Lo primero que llama la atención es el naturalismo, la rapidez y la organicidad con la que se mueven y se solapan los actores. Discuten, se gritan, se besan y se emborrachan con una veracidad pocas veces vista en el teatro español.

No hay declamaciones, ni monólogos impostados. No hay teatralidad. Sólo en los montajes microteatrales de Martret se ha respirado tanta verdad en un escenario.

El escenario, aunque no es microteatro, rescata la esencialidad de aquel, una escenografía despreocupada y mínima que obliga a los actores a moverse y revolverse en apenas nueve metros cuadrados de habitación sucia y sin juegos de luz. Una operación, por cierto, que Veronesse ya utilizó en otros dos montajes: Teatro para pájaros y Del maravilloso mundo de los animales.

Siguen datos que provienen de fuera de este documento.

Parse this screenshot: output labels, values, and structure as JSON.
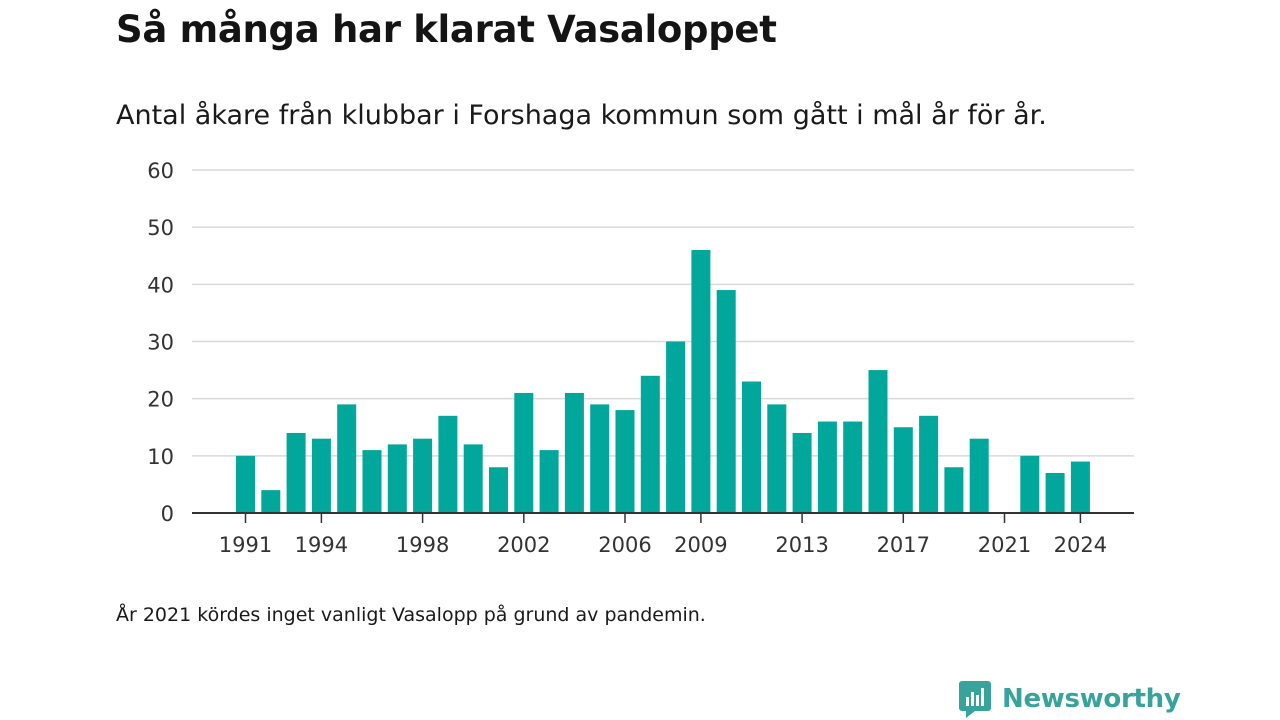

Los actores funcionan como relojes suizos. Ginés García Millán es un Vania chulesco que acaba protagonizando un monólogo trágico como pocos. Las lágrimas se prolongan durante la última media hora y los actores acaban en un estado catatónico del que no pueden salir ni siquiera en los saludos finales. Quizás es el único punto chocante en una obra que resulta creíble y disfrutable como pocas.

El Astrov de Jorge Bosch es un respiro de nihilismo en medio de personajes atormentados. Marina Salas borda a Sonia, una niña inocente y enamorada que es fea (aunque la actriz es todo lo contrario) y tierna hasta la médula. Pedro G. de las Heras encarna a un Serebriakov con porte de Marx, muy creíble y potente. Susi Sánchez y Malena Gutiérrez ponen otras notas de naturalismo en un ya de por sí eficaz conjunto. Por último Natalia Verbeke da el toque carnal y resulta mujer cruel y fatal al mismo tiempo. Sus escenas dramáticas son apabullantes.

Dicen que la versión argentina era aún más veloz, que el acento de aquellos es más musical y orgánico. En todo caso, este Veronese aporta al teatro español todo lo que este necesita. Y nos emparenta en alcoholismo, drama, tremendismo y fiesta con los rusos, nuestros queridos hermanos de alma.